Show us less congestion. You cant. It's only gotten worse in my 40 plus years living here. Ask anyone that was here in the Puget sound over the same time frame and you will get the same answer even with all the bs improvements. Adding carpool lanes does nothing for the majority of us as we dont have any options to use them. I'm fact the carpool lanes get used by people who aren't supposed to be using them more and more because its such a small chance that you will actually get caught. Show me actual numbers that show commutes have gotten better over the years due to the sound transit projects.You've seen the population increase by over 100,000 people during the last few years and not seen traffic change? That's your proof it's working. And yes most of the benefits are in the future but that's because our forebearers saddled us with billions in under investment debt that we are now having to start paying. Blame the boomers for refusing to get started on this decades ago and all of a sudden needing it after the fact.
As to RTA fees. The average car in Washington uses over $1,000/year in road maintenance and infrastructure construction so EVEN with $1000 tabs, every car is still using subsidized roads. It's only fair that we pay for it.
And the people who underpay the most are people who live in the exurbs and get nice state funded roads even though there are relatively few tax payers using those roads to their housing developments.
Seattle and other urban transit users pay vastly more into the system than they get out. So to the people who don't use light rail... tio fing bad that this one time you don't directly use it (but still benefit from less congestion) and benefit from other people subsidizing your transit out of the general fund.

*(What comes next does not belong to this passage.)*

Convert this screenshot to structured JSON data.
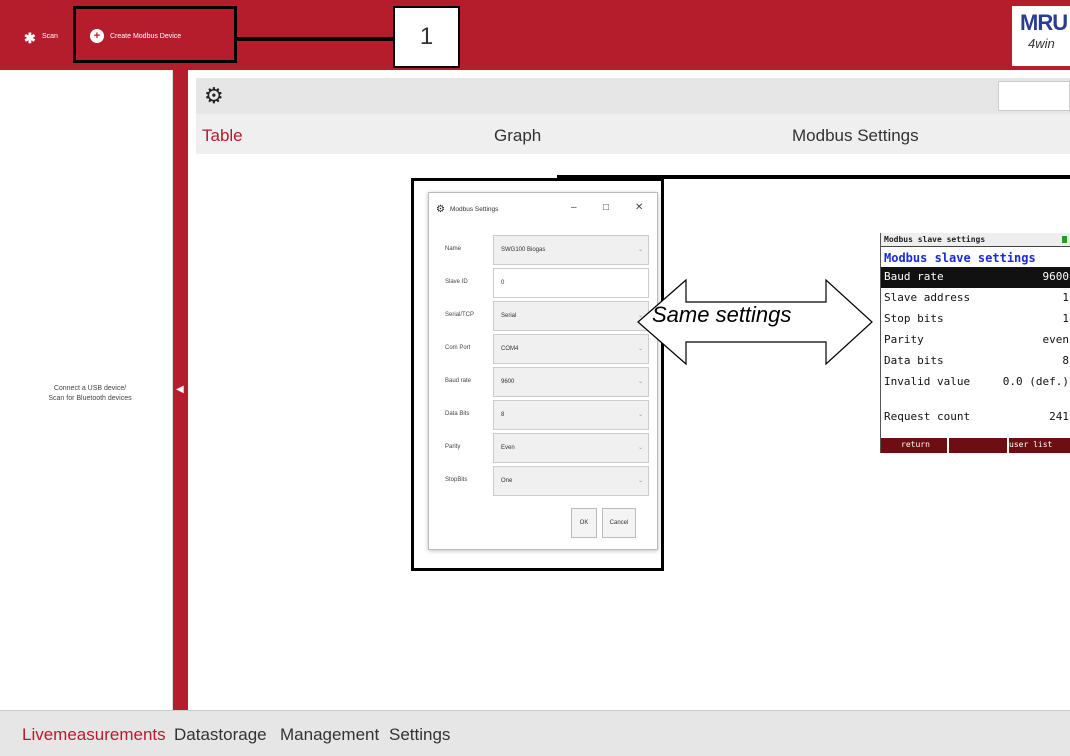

Thanks to all for your discussions. I’ve yet to vote, so this thread is definitely useful. From an eastern WA perspective, I really like the carpool lanes because all of my trips in the SeaTac-Everett area have included enough people to utilize them. Traffic is really difficult and stressful for us outsiders. I will probably never use the light rail, but definitely would if I lived there. I spent the summer of 1984 living car-less in Seattle (Fremont) and loved the bus system when combined with bicycling. BTW, in my 50+ years of traveling through Tacoma and across the Narrows Bridge, never once have I seen construction “completed”. I don’t expect that to change in the next 50 years, whether I-976 passes or not.
You live in Lakewood and are commuting to Seattle for work every day? Sounds like you and your wife are doing it wrong.I live in an area that will never really benefit from link light rail so I dont really support that. If I want to commute to seattle I have to drive or take a bus or train which would still involve me driving to the station. My wife use to commute on the sounder daily to seattle and she would spend over 4 hours a day commuting. For us there has been zero to very little in way of benefits which can be said for almost everyone in pierce county. Seattle gets the majority of improvements as does the north and bellevue.
You live in Lakewood and are commuting to Seattle for work every day? Sounds like you and your wife are doing it wrong.
Sure. The options are pay more for housing, find a (likely lower paying) job near Lakewood, or sit in traffic for hours. One way or another, you are going to pay. But don't buy a house in Seattle and then complain that it's more expensive than a house in Lakewood, and don't get a job in Lakewood and complain that it pays less than Seattle jobs, and don't take the high-paying job in Seattle and buy the cheap house in Lakewood and then complain about the commute length. You signed up for it!that’s a bit rude of you don’t you think? The sounder travels from Lakewood to Seattle for a reason. Some people choose not to spend $600,000+ on their homes.